Former U.K. regulator calls for measured climate change transition

Mark Carney, one of the leading global voices on the risks that climate change poses to the financial system, said transitioning to a low-carbon economy should not be an all-or-nothing proposition.

In a talk Monday hosted by the Brookings Institution, the former Bank of England governor discussed the role that financial institutions can play in fostering the transition, and outlined a strategy for balancing short- and long-term initiatives.

“What we want to avoid is a very binary approach, in which there are green assets and brown assets, and we get rid of all the brown and go to the green,” Carney said. “That’s not a transition. … That won’t get us to where we need to go.”

Mark Carney, governor of the Bank of England, speaks during a panel session on day three of the World Economic Forum in Davos, Switzerland, on Thursday, Jan. 24, 2019.
“We’ve left this issue very late, so the scale of what needs to be done is enormous," Mark Carney, former governor of the Bank of England, said Monday during a talk about climate change and the financial system.

Carney, who is currently the United Nations’ special envoy on climate action and finance, was warning about these risks long before they became a hot topic in U.S. financial regulatory circles.

In 2015, as chairman of the Financial Stability Board, he established the Task Force for Climate-related Financial Disclosures, which encourages companies to disclose their climate-related risks. As governor of the Bank of England from 2013 to 2020, he led early efforts to incorporate climate risk into stress testing.

In the United States, the role that financial regulators should play in combating climate change has become politically charged. As the Federal Reserve has begun to assess climate risk in the financial system, it has drawn criticism from Republican lawmakers who argue that climate is outside the central bank’s purview.

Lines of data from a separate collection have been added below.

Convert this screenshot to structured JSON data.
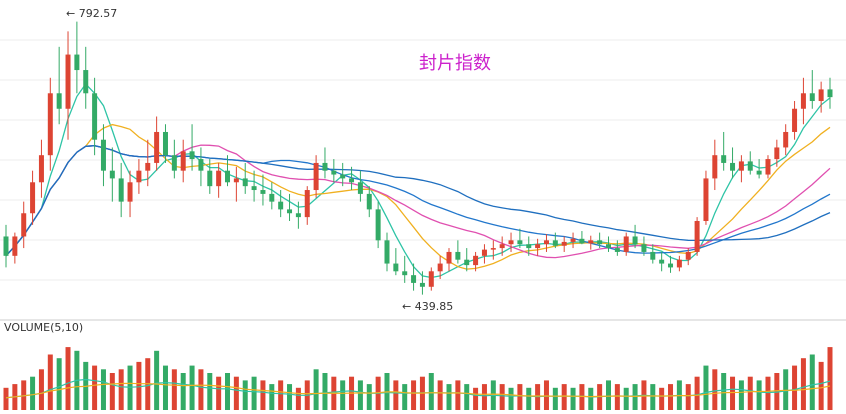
{
  "chart_data": {
    "type": "candlestick",
    "title": "封片指数",
    "price_range_visible": [
      439.85,
      792.57
    ],
    "annotations": {
      "high_label": "792.57",
      "low_label": "439.85"
    },
    "volume_panel": {
      "label": "VOLUME(5,10)"
    },
    "colors": {
      "up": "#dd4433",
      "down": "#33aa66",
      "ma_short": "#2ec4a6",
      "ma_mid": "#f0b020",
      "ma_long": "#e050b0",
      "ma_xlong": "#2277cc",
      "ma_xxlong": "#1f6fbf",
      "title": "#cc22cc",
      "grid": "#dddddd"
    },
    "candles": [
      [
        515,
        530,
        475,
        490
      ],
      [
        490,
        520,
        480,
        515
      ],
      [
        515,
        560,
        500,
        545
      ],
      [
        545,
        600,
        530,
        585
      ],
      [
        585,
        640,
        565,
        620
      ],
      [
        620,
        720,
        600,
        700
      ],
      [
        700,
        760,
        660,
        680
      ],
      [
        680,
        780,
        640,
        750
      ],
      [
        750,
        792.57,
        700,
        730
      ],
      [
        730,
        760,
        680,
        700
      ],
      [
        700,
        720,
        620,
        640
      ],
      [
        640,
        660,
        580,
        600
      ],
      [
        600,
        630,
        560,
        590
      ],
      [
        590,
        610,
        540,
        560
      ],
      [
        560,
        600,
        540,
        585
      ],
      [
        585,
        615,
        570,
        600
      ],
      [
        600,
        640,
        580,
        610
      ],
      [
        610,
        670,
        600,
        650
      ],
      [
        650,
        660,
        610,
        620
      ],
      [
        620,
        640,
        590,
        600
      ],
      [
        600,
        640,
        585,
        625
      ],
      [
        625,
        660,
        600,
        615
      ],
      [
        615,
        630,
        580,
        600
      ],
      [
        600,
        615,
        570,
        580
      ],
      [
        580,
        610,
        565,
        600
      ],
      [
        600,
        620,
        580,
        585
      ],
      [
        585,
        605,
        560,
        590
      ],
      [
        590,
        610,
        570,
        580
      ],
      [
        580,
        600,
        560,
        575
      ],
      [
        575,
        595,
        555,
        570
      ],
      [
        570,
        585,
        550,
        560
      ],
      [
        560,
        575,
        540,
        550
      ],
      [
        550,
        570,
        535,
        545
      ],
      [
        545,
        560,
        525,
        540
      ],
      [
        540,
        580,
        530,
        575
      ],
      [
        575,
        620,
        565,
        610
      ],
      [
        610,
        630,
        590,
        600
      ],
      [
        600,
        615,
        585,
        595
      ],
      [
        595,
        610,
        580,
        590
      ],
      [
        590,
        605,
        575,
        585
      ],
      [
        585,
        600,
        560,
        570
      ],
      [
        570,
        580,
        540,
        550
      ],
      [
        550,
        560,
        500,
        510
      ],
      [
        510,
        520,
        470,
        480
      ],
      [
        480,
        500,
        465,
        470
      ],
      [
        470,
        490,
        455,
        465
      ],
      [
        465,
        480,
        445,
        455
      ],
      [
        455,
        470,
        439.85,
        450
      ],
      [
        450,
        475,
        445,
        470
      ],
      [
        470,
        490,
        460,
        480
      ],
      [
        480,
        500,
        470,
        495
      ],
      [
        495,
        510,
        480,
        485
      ],
      [
        485,
        500,
        470,
        478
      ],
      [
        478,
        495,
        470,
        490
      ],
      [
        490,
        505,
        480,
        498
      ],
      [
        498,
        510,
        485,
        500
      ],
      [
        500,
        515,
        490,
        505
      ],
      [
        505,
        520,
        495,
        510
      ],
      [
        510,
        525,
        500,
        505
      ],
      [
        505,
        515,
        490,
        500
      ],
      [
        500,
        512,
        490,
        505
      ],
      [
        505,
        518,
        495,
        510
      ],
      [
        510,
        520,
        500,
        503
      ],
      [
        503,
        515,
        495,
        508
      ],
      [
        508,
        520,
        500,
        512
      ],
      [
        512,
        522,
        505,
        506
      ],
      [
        506,
        516,
        498,
        510
      ],
      [
        510,
        520,
        500,
        505
      ],
      [
        505,
        515,
        495,
        500
      ],
      [
        500,
        510,
        490,
        495
      ],
      [
        495,
        520,
        490,
        515
      ],
      [
        515,
        530,
        500,
        505
      ],
      [
        505,
        515,
        490,
        495
      ],
      [
        495,
        505,
        480,
        485
      ],
      [
        485,
        495,
        470,
        480
      ],
      [
        480,
        490,
        468,
        475
      ],
      [
        475,
        490,
        470,
        485
      ],
      [
        485,
        500,
        478,
        495
      ],
      [
        495,
        540,
        490,
        535
      ],
      [
        535,
        600,
        530,
        590
      ],
      [
        590,
        640,
        575,
        620
      ],
      [
        620,
        650,
        600,
        610
      ],
      [
        610,
        630,
        590,
        600
      ],
      [
        600,
        620,
        585,
        612
      ],
      [
        612,
        625,
        595,
        600
      ],
      [
        600,
        615,
        590,
        595
      ],
      [
        595,
        620,
        590,
        615
      ],
      [
        615,
        640,
        605,
        630
      ],
      [
        630,
        660,
        620,
        650
      ],
      [
        650,
        690,
        640,
        680
      ],
      [
        680,
        720,
        660,
        700
      ],
      [
        700,
        730,
        680,
        690
      ],
      [
        690,
        715,
        675,
        705
      ],
      [
        705,
        720,
        680,
        695
      ]
    ],
    "volumes": [
      0.3,
      0.35,
      0.4,
      0.45,
      0.55,
      0.75,
      0.7,
      0.85,
      0.8,
      0.65,
      0.6,
      0.55,
      0.5,
      0.55,
      0.6,
      0.65,
      0.7,
      0.8,
      0.6,
      0.55,
      0.5,
      0.6,
      0.55,
      0.5,
      0.45,
      0.5,
      0.45,
      0.4,
      0.45,
      0.4,
      0.35,
      0.4,
      0.35,
      0.3,
      0.4,
      0.55,
      0.5,
      0.45,
      0.4,
      0.45,
      0.4,
      0.35,
      0.45,
      0.5,
      0.4,
      0.35,
      0.4,
      0.45,
      0.5,
      0.4,
      0.35,
      0.4,
      0.35,
      0.3,
      0.35,
      0.4,
      0.35,
      0.3,
      0.35,
      0.3,
      0.35,
      0.4,
      0.3,
      0.35,
      0.3,
      0.35,
      0.3,
      0.35,
      0.4,
      0.35,
      0.3,
      0.35,
      0.4,
      0.35,
      0.3,
      0.35,
      0.4,
      0.35,
      0.45,
      0.6,
      0.55,
      0.5,
      0.45,
      0.4,
      0.45,
      0.4,
      0.45,
      0.5,
      0.55,
      0.6,
      0.7,
      0.75,
      0.65,
      0.85
    ],
    "volume_up": [
      1,
      1,
      1,
      0,
      1,
      1,
      0,
      1,
      0,
      0,
      1,
      0,
      1,
      1,
      0,
      1,
      1,
      0,
      0,
      1,
      0,
      0,
      1,
      0,
      1,
      0,
      1,
      0,
      0,
      1,
      0,
      1,
      0,
      1,
      1,
      0,
      0,
      1,
      0,
      1,
      0,
      0,
      1,
      0,
      1,
      0,
      1,
      1,
      0,
      1,
      0,
      1,
      0,
      1,
      1,
      0,
      1,
      0,
      1,
      0,
      1,
      1,
      0,
      1,
      0,
      1,
      0,
      1,
      0,
      1,
      0,
      0,
      1,
      0,
      1,
      1,
      0,
      1,
      1,
      0,
      1,
      0,
      1,
      0,
      1,
      0,
      1,
      1,
      0,
      1,
      1,
      0,
      1,
      1
    ]
  }
}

At the same time, banks have come under fire from environmental activists who want them to stop financing fossil fuels altogether.

Carney, who was promoting a new book, expressed support for a more nuanced approach, in which banks continue to work with corporate clients to help them minimize their impact on climate change.

Indeed, many bankers have started thinking more seriously about the various business opportunities that arise from a transition to a low-carbon economy. At an industry conference last week, Bank of America CEO Brian Moynihan said that his company is increasingly working with middle-market clients that have made net-zero commitments.

“What does that really mean? That means there’s an opportunity to finance a series of activity changes over the next 10, 20, 30 years to allow them to get to net-zero,” Moynihan said at the Bernstein Strategic Decisions Conference. “There's a huge business opportunity because it's being driven by consumer and corporate demand.”

Seventy percent of finance officers at companies with at least $1 billion of revenue reported in a recent U.S. Bancorp survey that their focus on environmental, social and governance issues had increased over the past 12 months.

“I don’t think it’s a coincidence that some of the largest companies in sectors and industries facing some of the largest challenges when it comes to sustainability are paying the most attention to it,” said Marcus Martin, head of ESG for U.S. Bancorp’s fixed income and capital markets business.

Carney focused his remarks Monday on steps that policymakers can take in the short term to produce fast results in the fight against climate change. Such efforts can help generate and sustain momentum, he said.

“It does put a premium on measures that have an immediate payback on jobs and economic growth,” Carney said.

Retrofitting homes to make them more energy efficient might be one example. “You do those things early that have tangible benefits, affect a lot of people, create a lot of jobs, and you say this is what it’s about, as opposed to everybody having to eat lentils.”

But Carney also argued that policymakers need to push for tougher regulation that will also spur further investment in infrastructure upgrades and renewable energy. He gave the example of the U.K.’s plan to ban the sale of internal combustion engines by 2030, which lawmakers there hope will spark greater investment in the production of electric vehicles.

Transitioning to a low-carbon economy is also a matter of global competitiveness, Carney said, noting that that “has not been lost on other major economic powers.”

“We’ve left this issue very late, so the scale of what needs to be done is enormous,” he said. “That’s true for virtually every country.”